Solidão porque Lindon tornou-se uma figura essencial no cinema francês - é uma das suas stars - mas impôs-se a contra-corrente, contra o domínio do verbo que passou a ser a tradição pós-nouvelle vague, por exemplo. La Loi du Marché - que filma a tentativa de reintegração no mercado de trabalho por um desempregado - é também um dos grandes filmes franceses dos últimos anos por ser um ponto culminante, esplendoroso mesmo, de uma vibração mais antiga, clássica, que existe no actor Lindon: tem a ver com os mais antigos, que também pouco falavam e assim diziam, os James Stewart, Gary Cooper, Jean Gabin, Lino Ventura. Numa conversa com o PÚBLICO, o realizador do filme, Stéphane Brizé, dizia: "Penso que Vincent representa todos os homens. Ele é viril, ele tem um corpo sólido mas não tem medo de mostrar as suas falhas. Ele está a meio caminho entre os antigos e os modernos. Entre os que não diziam nada e os que falavam demais." A estreia portuguesa de La Loi du Marché está prevista para o primeiro semestre do ano.

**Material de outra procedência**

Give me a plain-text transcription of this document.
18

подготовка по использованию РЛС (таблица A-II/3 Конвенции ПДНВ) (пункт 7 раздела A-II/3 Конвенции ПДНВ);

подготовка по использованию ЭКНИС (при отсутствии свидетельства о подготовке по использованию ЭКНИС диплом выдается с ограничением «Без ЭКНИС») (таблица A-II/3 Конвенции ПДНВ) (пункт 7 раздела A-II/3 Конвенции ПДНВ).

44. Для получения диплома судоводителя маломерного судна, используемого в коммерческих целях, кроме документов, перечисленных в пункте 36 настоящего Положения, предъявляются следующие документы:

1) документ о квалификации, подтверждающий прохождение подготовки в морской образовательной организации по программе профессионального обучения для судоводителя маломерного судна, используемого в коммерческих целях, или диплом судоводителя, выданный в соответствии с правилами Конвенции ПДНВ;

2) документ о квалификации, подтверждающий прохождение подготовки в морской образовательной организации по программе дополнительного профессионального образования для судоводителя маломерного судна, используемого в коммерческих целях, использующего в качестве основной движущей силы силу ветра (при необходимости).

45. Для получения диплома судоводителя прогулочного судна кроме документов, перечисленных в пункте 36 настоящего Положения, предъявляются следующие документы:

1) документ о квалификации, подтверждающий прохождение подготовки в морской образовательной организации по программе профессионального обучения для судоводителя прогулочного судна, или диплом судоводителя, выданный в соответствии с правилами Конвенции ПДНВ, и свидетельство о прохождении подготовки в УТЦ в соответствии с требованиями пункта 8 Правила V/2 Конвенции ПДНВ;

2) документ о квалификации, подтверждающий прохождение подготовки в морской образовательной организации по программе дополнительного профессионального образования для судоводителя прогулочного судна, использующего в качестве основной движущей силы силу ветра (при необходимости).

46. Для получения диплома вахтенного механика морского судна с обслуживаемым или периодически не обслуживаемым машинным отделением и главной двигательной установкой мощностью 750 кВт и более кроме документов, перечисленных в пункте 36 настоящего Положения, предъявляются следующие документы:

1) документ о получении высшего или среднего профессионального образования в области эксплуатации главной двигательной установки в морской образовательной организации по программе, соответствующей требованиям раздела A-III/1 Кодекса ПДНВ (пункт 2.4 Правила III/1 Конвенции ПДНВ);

Sem ironia alguma e até com afecto, Brizé apontava, como exemplo dessa geração "que fala" e que rodeia o silêncio de Lindon, um actor como Mathieu Amalric. Ele e o realizador Arnaud Desplechin inventaram em 1996 a personagem de Paul Dédalus, o filme chamava-se Comment je me suis disputé... (ma vie sexuelle) - reinventavam uma Paris tagarela, onde o combate entre homens e mulheres extravasava a filosofia e fazia mesmo sangue. Décadas depois, Desplechin, ainda com a cumplicidade de Amalric, regressou à adolescência dessa personagem, e Trois souvenirs de ma jeunesse (filme que tinha o mais elevado número de nomeações, 11), valeu-lhe o César de melhor realizador.

Para além de Catherine Frot, Marguerite foi ainda premiado pelo guarda-roupa, som e décors. Dois actores de La Tête Haute estiveram em destaque: Benoît Magimel (melhor intérprete secundário) e Rod Paradot, melhor esperança masculina: este é o adolescente em perigo e perigoso no filme, Magimel é a sua possibilidade de salvação. Paradot, um dos primeiros a receber prémio na cerimónia (emocionante e muito emocionada tentativa de discurso de agradecimento, verdadeiramente à bout de souffle), mostraria em palco de forma eloquente uma espécie de impressão digital Jean-Pierre Léaud, versão 400 Golpes, que La Tête Haute não só não desdenhava mas aproveitava.

Sidse Babett Knudsen foi considerada a melhor actriz secundária por L’Hermine, a melhor fotografia foi a de Valley of Love.

Birdman, de Alejandro Gonzàlez Iñarritu, foi o melhor filme estrangeiro. Michael Douglas recebeu um César de Honra.